Feiertage nachfeiern?

Fällt ein Feiertag auf einen Sonntag, freut sich der Arbeitgeber, Arbeitnehmer ärgern sich. In einigen Ländern ist das anders. Dort werden freie Tage "nachgeholt". Das gefällt einigen Politikern hierzulande.

25.04.2016
  • KATJA RÄTHER, DPA

Berlin. Wenn ein Feiertag auf einen Sonntag fällt, sollten Arbeitnehmer ihn künftig nachholen dürfen - dafür haben Politiker von Linken und Grünen am Wochenende geworben. In anderen europäischen Ländern ist das üblich. Doch in Deutschland stieß der Vorschlag umgehend auf Widerstand.

Ausgerechnet der Tag der Arbeit am 1. Mai fällt heuer auf einen Sonntag. Arbeitnehmer haben deshalb einen Feiertag weniger. Auch der 25. Dezember fällt 2016 auf eine Wochenende

"Es kann nicht sein, dass den Arbeitgebern regelmäßig zusätzliche Arbeitstage geschenkt werden, die eigentlich als bezahlte Feiertage den Beschäftigten zustehen", sagte Sabine Zimmermann von der Linken der "Saarbrücker Zeitung". Vor allem das Nachholen des 1. Mai als freier Tag sei wünschenswert, sagte die arbeitsmarktpolitische Sprecherin der Grünen, Beate Müller-Gemmeke. "Das hätte Charme. Dann haben Beschäftigte zum einen Zeit für die Kundgebung am Sonntag und können am freien Montag ihre Zeit der Familie widmen."
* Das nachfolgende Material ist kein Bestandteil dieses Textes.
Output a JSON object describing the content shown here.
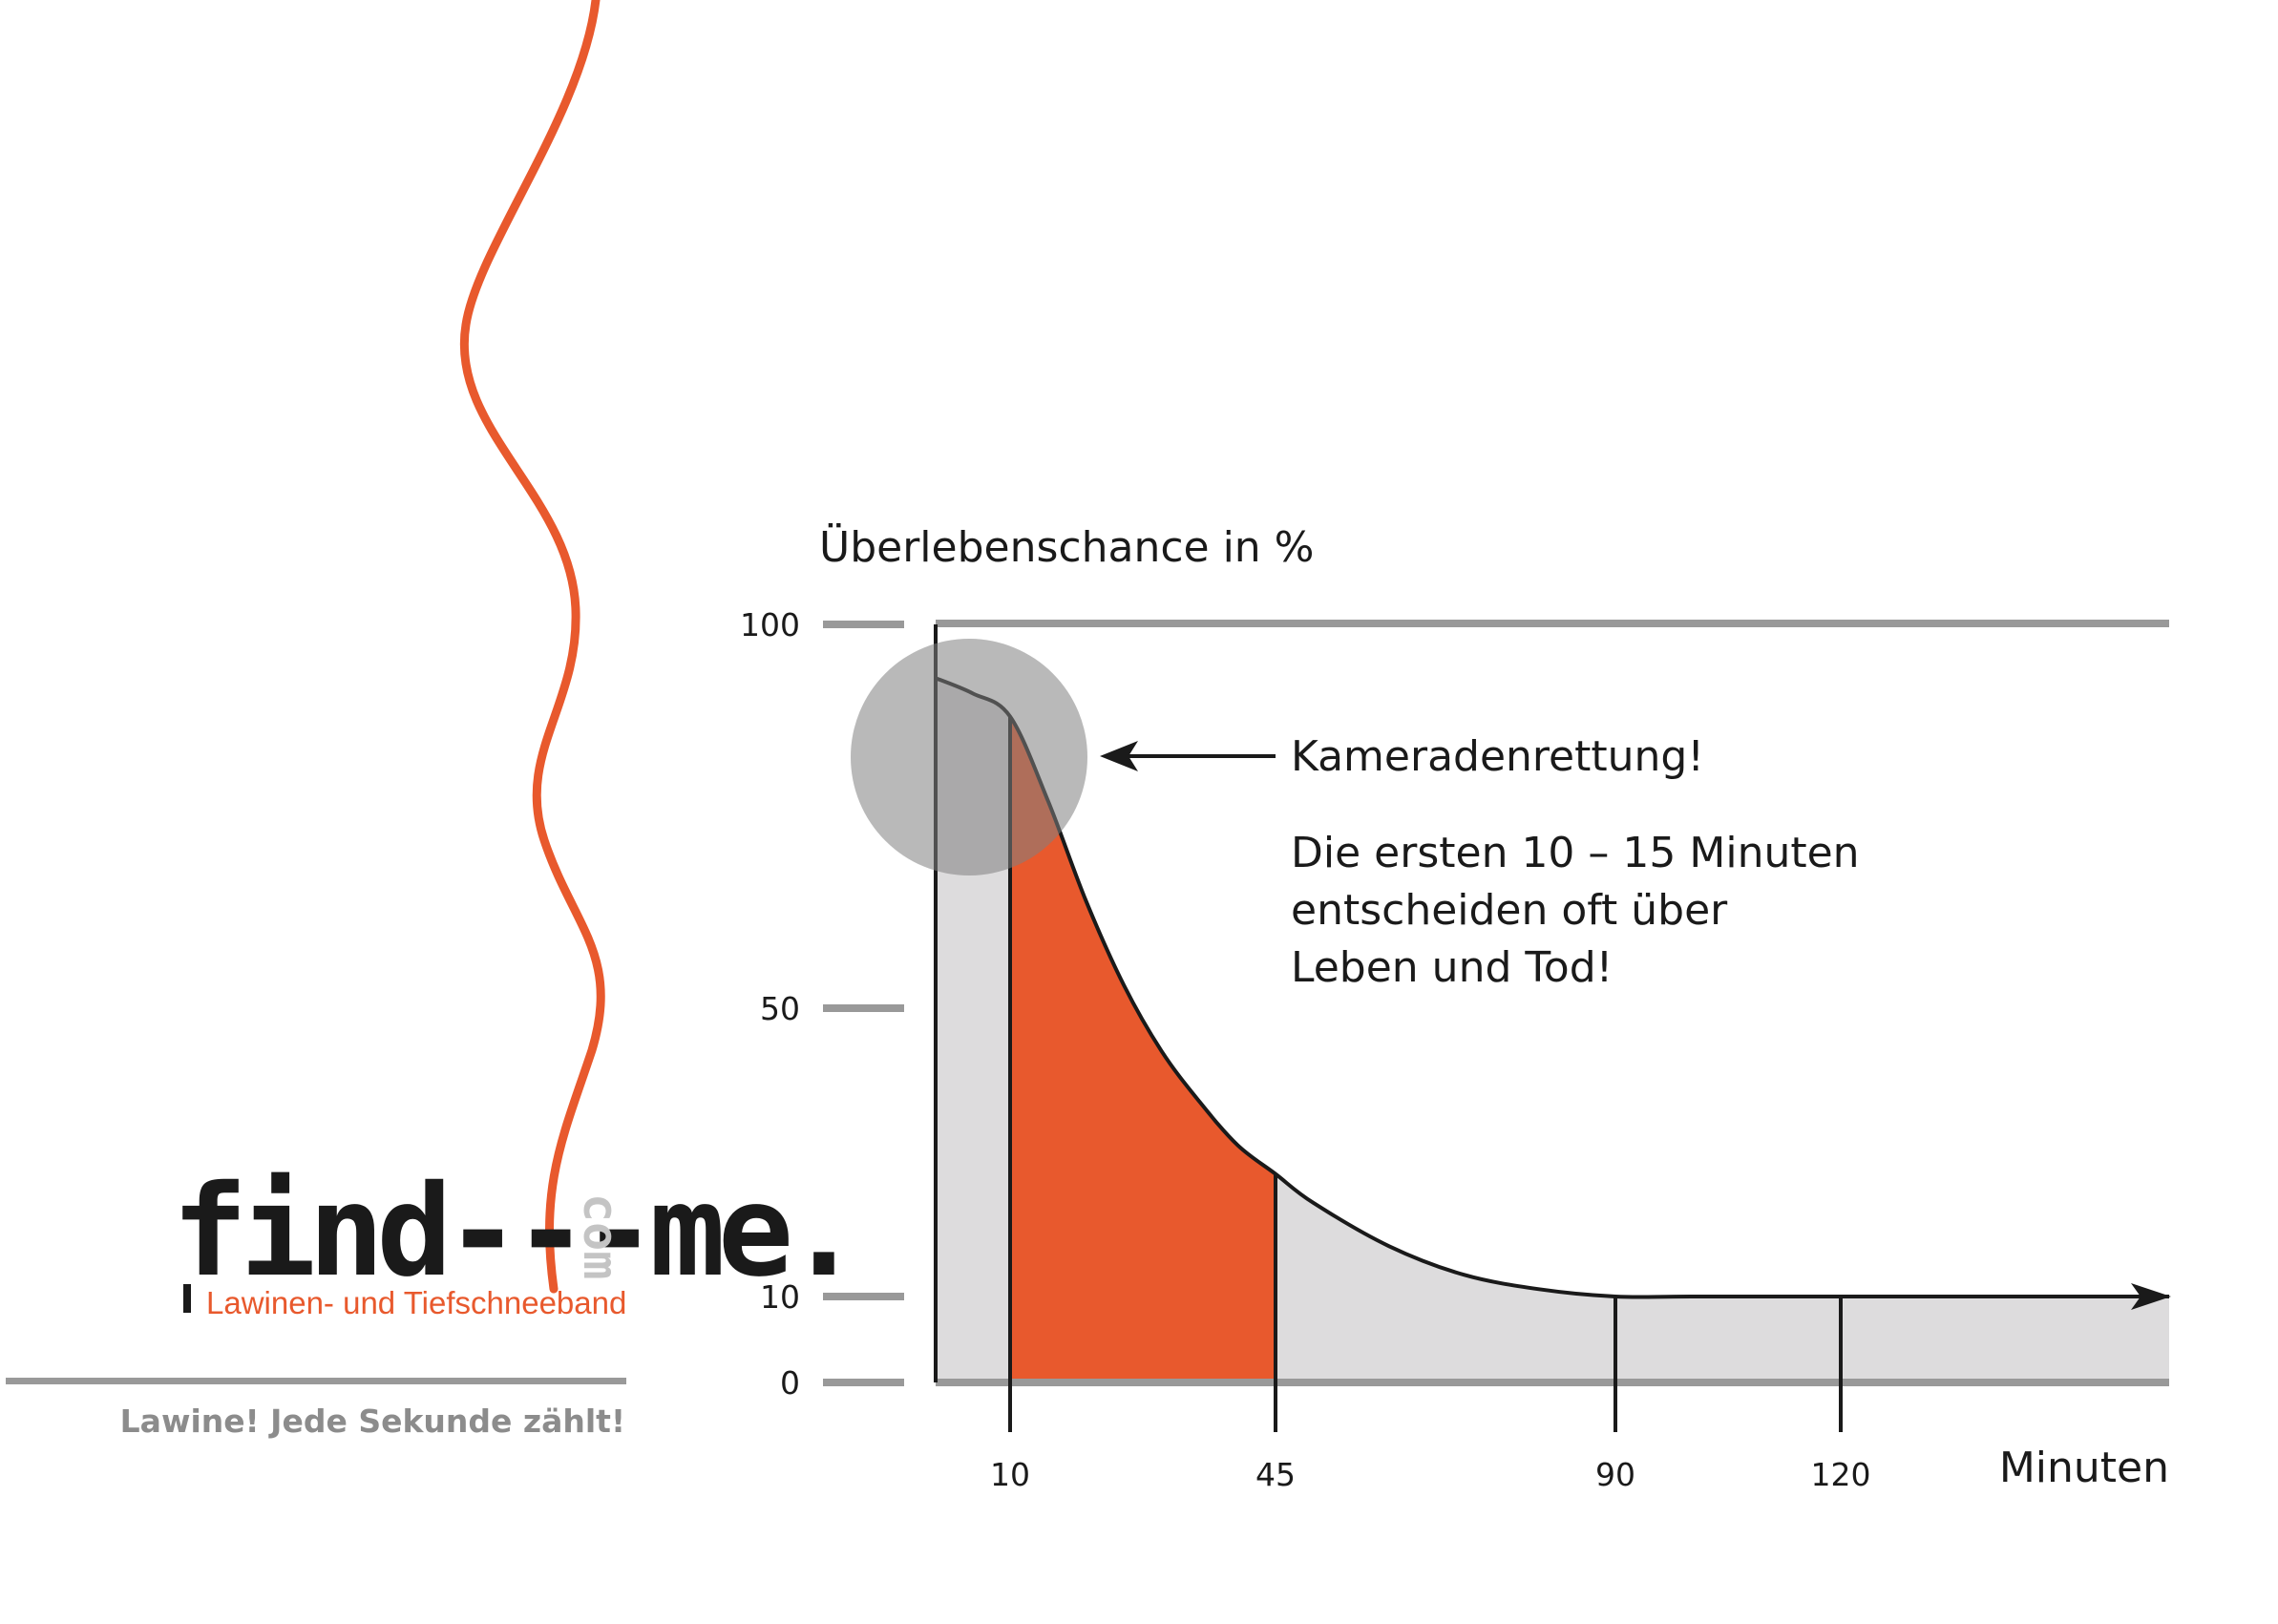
{
  "brand": {
    "logo_text": "find---me.",
    "logo_suffix": "com",
    "tagline": "Lawinen- und Tiefschneeband",
    "slogan": "Lawine! Jede Sekunde zählt!",
    "accent_color": "#e8592d",
    "line_color": "#999999"
  },
  "chart_data": {
    "type": "area",
    "ylabel": "Überlebenschance in %",
    "xlabel": "Minuten",
    "ylim": [
      0,
      100
    ],
    "y_ticks": [
      "100",
      "50",
      "10",
      "0"
    ],
    "x_ticks": [
      "10",
      "45",
      "90",
      "120"
    ],
    "grid": false,
    "series": [
      {
        "x": [
          0,
          5,
          10,
          15,
          20,
          25,
          30,
          35,
          40,
          45,
          50,
          60,
          70,
          80,
          90,
          100,
          120,
          145
        ],
        "y": [
          93,
          91,
          88,
          77,
          64,
          53,
          44,
          37,
          31,
          27,
          23,
          17,
          13,
          11,
          10,
          10,
          10,
          10
        ]
      }
    ],
    "highlight_range": [
      10,
      45
    ],
    "highlight_color": "#e8592d",
    "area_color": "#dddcdd",
    "annotations": {
      "callout_title": "Kameradenrettung!",
      "callout_lines": [
        "Die ersten 10 – 15 Minuten",
        "entscheiden oft über",
        "Leben und Tod!"
      ]
    }
  }
}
In der SPD ist das Meinungsbild nicht so eindeutig. Arbeitsmarktpolitikerin Katja Mast sagte: "Das wäre natürlich ein Zeichen zur Entlastung der Arbeitnehmerinnen und Arbeitnehmer." Eine Sprecherin des von Andrea Nahles geführten Bundesarbeitsministeriums sagte auf Anfrage: "Uns sind dazu keine Pläne bekannt." Sven Kohlmeier, rechtspolitischer Sprecher der SPD-Fraktion im Berliner Abgeordnetenhaus, twitterte ironisch: "Feiertage nachholen am nächsten Werktag? Ich will auch Sonntage nachholen, und Samstage und Geburtstage! #dümmergehtimmer".

Auch die Arbeitgeber reagieren wenig erfreut. "Bei der Gesamtzahl der arbeitsfreien Tage durch Urlaub und Feiertage belegt Deutschland ohnehin einen Spitzenplatz im internationalen Vergleich", hieß es beim Arbeitgeberverband. Falle ein Feiertag zufällig auf einen Sonntag, hätten Beschäftigte die Möglichkeit, den Anlass würdig zu begehen. Für eine Verschiebung auf einen Werktag gebe es also keinen Grund.
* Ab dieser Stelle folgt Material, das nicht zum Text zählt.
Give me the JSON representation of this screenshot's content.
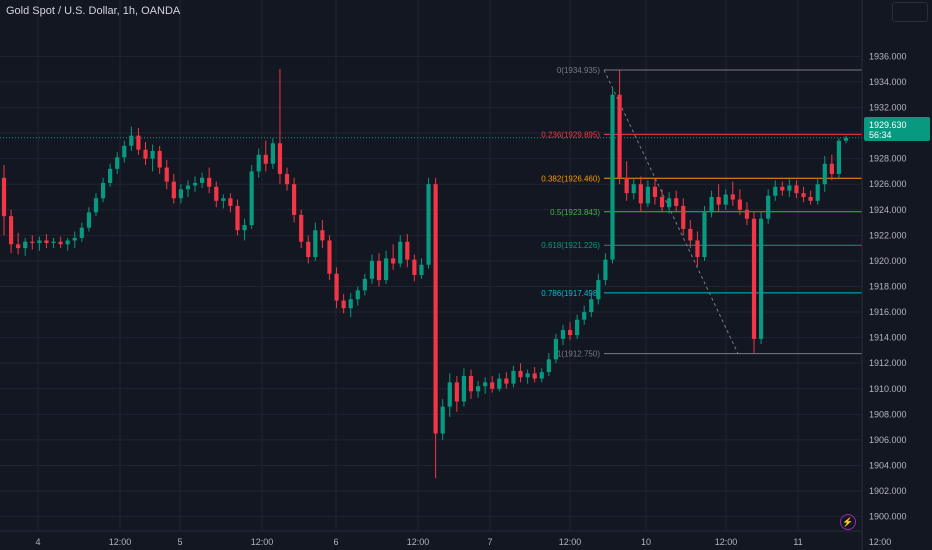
{
  "header": {
    "title": "Gold Spot / U.S. Dollar, 1h, OANDA"
  },
  "price_badge": {
    "price": "1929.630",
    "countdown": "56:34"
  },
  "chart_data": {
    "type": "candlestick",
    "title": "Gold Spot / U.S. Dollar, 1h, OANDA",
    "ylim": [
      1899.5,
      1937.2
    ],
    "y_ticks": [
      "1900.000",
      "1902.000",
      "1904.000",
      "1906.000",
      "1908.000",
      "1910.000",
      "1912.000",
      "1914.000",
      "1916.000",
      "1918.000",
      "1920.000",
      "1922.000",
      "1924.000",
      "1926.000",
      "1928.000",
      "1930.000",
      "1932.000",
      "1934.000",
      "1936.000"
    ],
    "x_ticks": [
      "4",
      "12:00",
      "5",
      "12:00",
      "6",
      "12:00",
      "7",
      "12:00",
      "10",
      "12:00",
      "11",
      "12:00"
    ],
    "fib_levels": [
      {
        "label": "0(1934.935)",
        "value": 1934.935,
        "color": "#787b86"
      },
      {
        "label": "0.236(1929.895)",
        "value": 1929.895,
        "color": "#f23645"
      },
      {
        "label": "0.382(1926.460)",
        "value": 1926.46,
        "color": "#ff9800"
      },
      {
        "label": "0.5(1923.843)",
        "value": 1923.843,
        "color": "#4caf50"
      },
      {
        "label": "0.618(1921.226)",
        "value": 1921.226,
        "color": "#089981"
      },
      {
        "label": "0.786(1917.498)",
        "value": 1917.498,
        "color": "#00bcd4"
      },
      {
        "label": "1(1912.750)",
        "value": 1912.75,
        "color": "#787b86"
      }
    ],
    "colors": {
      "up": "#089981",
      "down": "#f23645",
      "background": "#131722",
      "grid": "#1f2430"
    },
    "candles": [
      [
        1926.5,
        1927.5,
        1922.0,
        1923.5
      ],
      [
        1923.5,
        1924.0,
        1920.6,
        1921.3
      ],
      [
        1921.3,
        1922.2,
        1920.5,
        1921.0
      ],
      [
        1921.0,
        1921.8,
        1920.4,
        1921.5
      ],
      [
        1921.5,
        1922.0,
        1920.9,
        1921.4
      ],
      [
        1921.4,
        1921.9,
        1920.8,
        1921.6
      ],
      [
        1921.6,
        1922.1,
        1921.0,
        1921.4
      ],
      [
        1921.4,
        1921.8,
        1921.0,
        1921.5
      ],
      [
        1921.5,
        1921.9,
        1921.0,
        1921.3
      ],
      [
        1921.3,
        1921.8,
        1920.8,
        1921.6
      ],
      [
        1921.6,
        1922.3,
        1921.0,
        1921.8
      ],
      [
        1921.8,
        1923.0,
        1921.5,
        1922.6
      ],
      [
        1922.6,
        1924.2,
        1922.3,
        1923.8
      ],
      [
        1923.8,
        1925.3,
        1923.5,
        1924.9
      ],
      [
        1924.9,
        1926.5,
        1924.6,
        1926.1
      ],
      [
        1926.1,
        1927.6,
        1925.8,
        1927.2
      ],
      [
        1927.2,
        1928.5,
        1926.8,
        1928.1
      ],
      [
        1928.1,
        1929.4,
        1927.7,
        1929.0
      ],
      [
        1929.0,
        1930.5,
        1928.6,
        1929.8
      ],
      [
        1929.8,
        1930.4,
        1928.3,
        1928.7
      ],
      [
        1928.7,
        1929.3,
        1927.5,
        1928.0
      ],
      [
        1928.0,
        1929.1,
        1927.0,
        1928.6
      ],
      [
        1928.6,
        1929.0,
        1926.8,
        1927.3
      ],
      [
        1927.3,
        1927.9,
        1925.6,
        1926.2
      ],
      [
        1926.2,
        1926.8,
        1924.5,
        1924.9
      ],
      [
        1924.9,
        1926.0,
        1924.5,
        1925.6
      ],
      [
        1925.6,
        1926.3,
        1925.0,
        1925.9
      ],
      [
        1925.9,
        1926.6,
        1925.4,
        1926.1
      ],
      [
        1926.1,
        1926.9,
        1925.7,
        1926.5
      ],
      [
        1926.5,
        1927.3,
        1925.3,
        1925.8
      ],
      [
        1925.8,
        1926.2,
        1924.2,
        1924.7
      ],
      [
        1924.7,
        1925.2,
        1924.1,
        1924.9
      ],
      [
        1924.9,
        1925.3,
        1923.8,
        1924.3
      ],
      [
        1924.3,
        1924.8,
        1922.0,
        1922.4
      ],
      [
        1922.4,
        1923.3,
        1921.6,
        1922.8
      ],
      [
        1922.8,
        1927.5,
        1922.5,
        1927.0
      ],
      [
        1927.0,
        1928.8,
        1926.5,
        1928.3
      ],
      [
        1928.3,
        1929.4,
        1927.0,
        1927.6
      ],
      [
        1927.6,
        1929.6,
        1927.2,
        1929.2
      ],
      [
        1929.2,
        1935.0,
        1926.0,
        1926.8
      ],
      [
        1926.8,
        1927.3,
        1925.5,
        1926.0
      ],
      [
        1926.0,
        1926.5,
        1923.0,
        1923.6
      ],
      [
        1923.6,
        1924.0,
        1921.0,
        1921.5
      ],
      [
        1921.5,
        1922.0,
        1919.8,
        1920.3
      ],
      [
        1920.3,
        1923.0,
        1920.0,
        1922.4
      ],
      [
        1922.4,
        1923.2,
        1921.0,
        1921.6
      ],
      [
        1921.6,
        1922.0,
        1918.5,
        1919.0
      ],
      [
        1919.0,
        1919.5,
        1916.3,
        1916.9
      ],
      [
        1916.9,
        1917.4,
        1915.9,
        1916.3
      ],
      [
        1916.3,
        1917.5,
        1915.6,
        1917.0
      ],
      [
        1917.0,
        1918.0,
        1916.5,
        1917.7
      ],
      [
        1917.7,
        1919.0,
        1917.3,
        1918.6
      ],
      [
        1918.6,
        1920.5,
        1918.2,
        1920.0
      ],
      [
        1920.0,
        1920.6,
        1918.0,
        1918.5
      ],
      [
        1918.5,
        1920.8,
        1918.2,
        1920.2
      ],
      [
        1920.2,
        1921.3,
        1919.3,
        1919.8
      ],
      [
        1919.8,
        1922.0,
        1919.5,
        1921.5
      ],
      [
        1921.5,
        1922.1,
        1919.5,
        1920.1
      ],
      [
        1920.1,
        1920.5,
        1918.4,
        1918.9
      ],
      [
        1918.9,
        1920.2,
        1918.6,
        1919.7
      ],
      [
        1919.7,
        1926.5,
        1919.4,
        1926.0
      ],
      [
        1926.0,
        1926.5,
        1903.0,
        1906.5
      ],
      [
        1906.5,
        1909.2,
        1906.0,
        1908.6
      ],
      [
        1908.6,
        1911.2,
        1907.8,
        1910.5
      ],
      [
        1910.5,
        1911.0,
        1908.2,
        1909.0
      ],
      [
        1909.0,
        1911.6,
        1908.6,
        1911.0
      ],
      [
        1911.0,
        1911.5,
        1909.2,
        1909.8
      ],
      [
        1909.8,
        1910.6,
        1909.3,
        1910.2
      ],
      [
        1910.2,
        1910.9,
        1909.6,
        1910.5
      ],
      [
        1910.5,
        1911.0,
        1909.7,
        1910.0
      ],
      [
        1910.0,
        1911.2,
        1909.8,
        1910.8
      ],
      [
        1910.8,
        1911.3,
        1910.0,
        1910.4
      ],
      [
        1910.4,
        1911.8,
        1910.1,
        1911.4
      ],
      [
        1911.4,
        1912.0,
        1910.5,
        1910.9
      ],
      [
        1910.9,
        1911.5,
        1910.4,
        1911.2
      ],
      [
        1911.2,
        1911.7,
        1910.5,
        1910.8
      ],
      [
        1910.8,
        1911.6,
        1910.5,
        1911.3
      ],
      [
        1911.3,
        1912.8,
        1911.0,
        1912.3
      ],
      [
        1912.3,
        1914.3,
        1912.0,
        1913.9
      ],
      [
        1913.9,
        1915.0,
        1913.4,
        1914.6
      ],
      [
        1914.6,
        1915.2,
        1913.8,
        1914.2
      ],
      [
        1914.2,
        1915.8,
        1913.9,
        1915.4
      ],
      [
        1915.4,
        1916.5,
        1915.0,
        1916.0
      ],
      [
        1916.0,
        1917.5,
        1915.6,
        1917.0
      ],
      [
        1917.0,
        1919.0,
        1916.6,
        1918.5
      ],
      [
        1918.5,
        1920.6,
        1918.1,
        1920.1
      ],
      [
        1920.1,
        1933.5,
        1919.8,
        1933.0
      ],
      [
        1933.0,
        1934.9,
        1926.0,
        1926.5
      ],
      [
        1926.5,
        1927.8,
        1924.7,
        1925.3
      ],
      [
        1925.3,
        1926.5,
        1924.8,
        1926.0
      ],
      [
        1926.0,
        1926.6,
        1923.9,
        1924.5
      ],
      [
        1924.5,
        1926.3,
        1924.2,
        1925.8
      ],
      [
        1925.8,
        1926.5,
        1924.4,
        1925.0
      ],
      [
        1925.0,
        1925.6,
        1923.8,
        1924.2
      ],
      [
        1924.2,
        1925.4,
        1923.7,
        1924.9
      ],
      [
        1924.9,
        1925.5,
        1923.9,
        1924.3
      ],
      [
        1924.3,
        1924.9,
        1922.0,
        1922.5
      ],
      [
        1922.5,
        1923.2,
        1921.0,
        1921.6
      ],
      [
        1921.6,
        1922.3,
        1919.6,
        1920.3
      ],
      [
        1920.3,
        1924.3,
        1920.0,
        1923.8
      ],
      [
        1923.8,
        1925.5,
        1923.4,
        1925.0
      ],
      [
        1925.0,
        1926.0,
        1923.9,
        1924.4
      ],
      [
        1924.4,
        1925.6,
        1924.0,
        1925.2
      ],
      [
        1925.2,
        1926.2,
        1924.3,
        1924.8
      ],
      [
        1924.8,
        1925.6,
        1923.6,
        1924.0
      ],
      [
        1924.0,
        1924.6,
        1922.8,
        1923.3
      ],
      [
        1923.3,
        1923.8,
        1912.8,
        1913.9
      ],
      [
        1913.9,
        1923.9,
        1913.5,
        1923.3
      ],
      [
        1923.3,
        1925.6,
        1922.9,
        1925.1
      ],
      [
        1925.1,
        1926.3,
        1924.7,
        1925.8
      ],
      [
        1925.8,
        1926.2,
        1925.1,
        1925.5
      ],
      [
        1925.5,
        1926.4,
        1925.0,
        1925.9
      ],
      [
        1925.9,
        1926.3,
        1924.9,
        1925.3
      ],
      [
        1925.3,
        1925.8,
        1924.6,
        1925.0
      ],
      [
        1925.0,
        1925.5,
        1924.4,
        1924.7
      ],
      [
        1924.7,
        1926.4,
        1924.4,
        1926.0
      ],
      [
        1926.0,
        1928.2,
        1925.4,
        1927.6
      ],
      [
        1927.6,
        1928.3,
        1926.3,
        1926.8
      ],
      [
        1926.8,
        1929.6,
        1926.5,
        1929.4
      ],
      [
        1929.4,
        1929.8,
        1929.2,
        1929.63
      ]
    ]
  }
}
Noch etwas drastischer drückte es der Vize-Vorsitzende der Union-Bundestagsfraktion, Michael Fuchs, aus. Er sagte: "Ich halte das für Blödsinn." Die Deutschen hätten so viele Feiertage. "Wenn dann mal einer auf das Wochenende fällt, ist das bei durchschnittlich 30 Urlaubstagen im Jahr sicherlich zu verkraften."

Regeln in anderen Ländern

England: Hier werden Feiertage als arbeitsfreie Tage vom Wochenende auf einen Werktag verlegt, meist den nächsten Montag. 2016 fällt der 1. Weihnachtsfeiertag auf einen Samstag und wird landesweit am 27. Dezember nachgeholt.

Spanien: Kaum ein Land hat so viele Feiertage. Zu zwölf landesweiten kommen noch lokale Festtage. Fallen die nationalen Feiertage auf einen Sonntag, können sie am folgenden Montag nachgeholt werden.

Belgien: Fällt ein arbeitsfreier Feiertag auf einen Sonntag oder anderen freien Tag, bestimmt das Unternehmen den Ersatz. Der 1. Mai kann so auch im August nachgefeiert werden.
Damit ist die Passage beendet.